We have: $$f(x)=\begin{vmatrix} (\alpha x+1)\cos^2 x & x & 1-x\\\beta\sin x& x^2 & 2x \\(\gamma x^2+1)\tan x & x & 1-x^2\end{vmatrix}$$
And we are supposed to calculate $$\lim_{x\rightarrow 0}\frac{1}{x^6}\int_{x^2}^{x^3}f(x).dx=A$$ and tell if $[A]$ (where $[x]$ is greatest integer less than or equal to $x$) is equal to $f''(0)$ or not.

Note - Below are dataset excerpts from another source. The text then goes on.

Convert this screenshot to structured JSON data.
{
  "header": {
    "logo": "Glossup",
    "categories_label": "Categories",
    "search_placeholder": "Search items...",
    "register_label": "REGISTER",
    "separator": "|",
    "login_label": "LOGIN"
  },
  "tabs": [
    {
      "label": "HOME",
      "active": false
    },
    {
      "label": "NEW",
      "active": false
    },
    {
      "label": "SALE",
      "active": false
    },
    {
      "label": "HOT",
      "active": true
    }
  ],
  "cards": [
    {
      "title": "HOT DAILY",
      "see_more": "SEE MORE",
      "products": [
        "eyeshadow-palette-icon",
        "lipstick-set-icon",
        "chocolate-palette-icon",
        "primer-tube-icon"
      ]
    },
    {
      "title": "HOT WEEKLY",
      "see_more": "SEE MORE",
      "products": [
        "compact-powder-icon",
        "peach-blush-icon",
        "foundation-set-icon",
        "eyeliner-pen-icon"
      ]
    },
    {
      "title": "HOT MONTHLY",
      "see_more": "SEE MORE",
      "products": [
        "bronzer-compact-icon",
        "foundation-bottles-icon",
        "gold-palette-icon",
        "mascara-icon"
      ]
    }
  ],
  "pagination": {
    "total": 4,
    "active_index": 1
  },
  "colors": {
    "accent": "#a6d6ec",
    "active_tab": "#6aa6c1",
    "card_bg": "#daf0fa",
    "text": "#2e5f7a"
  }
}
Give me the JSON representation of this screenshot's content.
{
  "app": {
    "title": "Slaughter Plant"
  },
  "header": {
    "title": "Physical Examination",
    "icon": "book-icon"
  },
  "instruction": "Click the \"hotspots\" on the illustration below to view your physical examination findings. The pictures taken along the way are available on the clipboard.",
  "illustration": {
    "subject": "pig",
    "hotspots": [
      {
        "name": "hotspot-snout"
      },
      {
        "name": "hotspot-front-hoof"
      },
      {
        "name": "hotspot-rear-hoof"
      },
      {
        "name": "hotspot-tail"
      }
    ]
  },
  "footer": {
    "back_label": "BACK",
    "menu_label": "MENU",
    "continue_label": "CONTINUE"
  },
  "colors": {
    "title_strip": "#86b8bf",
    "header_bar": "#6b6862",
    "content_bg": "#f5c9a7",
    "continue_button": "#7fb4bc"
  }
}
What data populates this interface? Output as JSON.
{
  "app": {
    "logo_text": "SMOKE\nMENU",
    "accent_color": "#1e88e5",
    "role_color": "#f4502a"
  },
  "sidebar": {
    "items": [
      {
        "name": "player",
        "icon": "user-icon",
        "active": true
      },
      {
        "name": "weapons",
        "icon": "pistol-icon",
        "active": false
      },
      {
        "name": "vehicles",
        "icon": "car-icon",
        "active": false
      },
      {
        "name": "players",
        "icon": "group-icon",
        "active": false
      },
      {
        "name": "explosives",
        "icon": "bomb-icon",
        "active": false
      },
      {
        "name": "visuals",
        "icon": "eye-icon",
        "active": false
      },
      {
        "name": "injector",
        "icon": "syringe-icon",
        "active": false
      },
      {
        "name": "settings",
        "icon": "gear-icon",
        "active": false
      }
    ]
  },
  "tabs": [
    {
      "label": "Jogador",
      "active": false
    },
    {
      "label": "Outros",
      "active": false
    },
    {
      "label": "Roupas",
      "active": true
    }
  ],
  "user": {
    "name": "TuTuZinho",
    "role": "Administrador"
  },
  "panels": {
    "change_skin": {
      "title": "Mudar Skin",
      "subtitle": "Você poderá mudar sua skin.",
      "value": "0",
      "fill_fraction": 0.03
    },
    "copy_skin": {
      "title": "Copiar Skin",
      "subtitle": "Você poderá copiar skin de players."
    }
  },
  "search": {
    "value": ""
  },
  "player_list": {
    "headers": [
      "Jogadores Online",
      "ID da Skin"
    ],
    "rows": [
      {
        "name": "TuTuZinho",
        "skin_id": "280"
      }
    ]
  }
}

Yes, i know how to differentiate a determinant But To be honest , this question looks barabaric in cases where I need to solve it under $5$ minutes or $8$ max.Does there exist any simpler way than
$$f'(x)=\begin{vmatrix} \alpha \cos^2 x+(\alpha x+1)(-2\sin x \cos x) & 1 & -1\\\beta\sin x& x^2 & 2x \\(\gamma x^2+1)\tan x & x & 1-x^2\end{vmatrix}+\begin{vmatrix} (\alpha x+1)\cos^2 x & x & 1-x\\\beta\cos x& 2x & 2 \\(\gamma x^2+1)\tan x & x & 1-x^2\end{vmatrix}+\begin{vmatrix} (\alpha x+1)\cos^2 x & x & 1-x\\\beta\sin x& x^2 & 2x \\2\gamma x \tan x+ \sec^2 (\gamma x^2+1) & 1 & -2x\end{vmatrix}$$
and proceeding?
Please guide.
Let $(u,v,w)$ be the entries in $1^{st}$ column of the determinant $f(x)$, we have
$$f(x) = \begin{vmatrix} u & x & 1-x\\ v & x^2 & 2x \\ w & x & 1-x^2\end{vmatrix} = x\begin{vmatrix} u & 1 & 1-x\\ v & x & 2x \\ w & 1 & 1-x^2\end{vmatrix} = x\begin{vmatrix} u & 1 & -x\\ v & x & x \\ w & 1 & -x^2\end{vmatrix} = x^2\begin{vmatrix} u & 1 & -1\\ v & x & 1 \\ w & 1 & -x\end{vmatrix} $$ Let $g(x)$ be the rightmost determinant. Expand it as a power series in $x$,
$$g(x) = \begin{vmatrix} u & 1 & -1\\ v & x & 1 \\ w & 1 & -x\end{vmatrix} = g_0 + g_1 x + g_2 x^2 + \cdots$$ and substitute it in the integral, we get
$$\begin{align} \frac{1}{x^6}\int_{x^2}^{x^3} f(t) dt &= \frac{1}{x^6}\int_{x^2}^{x^3} t^2 g(t) dt = \frac{1}{x^6}\int_{x^2}^{x^3} ( g_0 t^2 + g_1 t^3 + \cdots ) dt\\ &= \frac{1}{x^6}\left( \frac{g_0}{3} [t^3]_{x^2}^{x^3} + \frac{g_1}{4} [t^4]_{x^2}^{x^3} + \cdots\right) = \frac{1}{x^6}\left( \frac{g_0}{3} (x^9 - x^6) + \frac{g_1}{4} (x^{12}-x^8) + \cdots\right)\\ &= -\frac13 g_0 + O(x^2) \end{align} $$ Notice when $x = 0$, $(u,v,w) = (1,0,0)$, we find $$A = \lim_{x\to0} \left(-\frac{g_0}{3} + O(x^2)\right) = -\frac{g_0}{3} = -\frac13 \begin{vmatrix} 1 & 1 & -1\\ 0 & 0 & 1 \\ 0 & 1 & 0\end{vmatrix} = \frac13 $$ This leads to $$\left\lfloor A \right\rfloor = 0\quad\ne\quad f''(0) = 2g(0) = 2g_0 = -2$$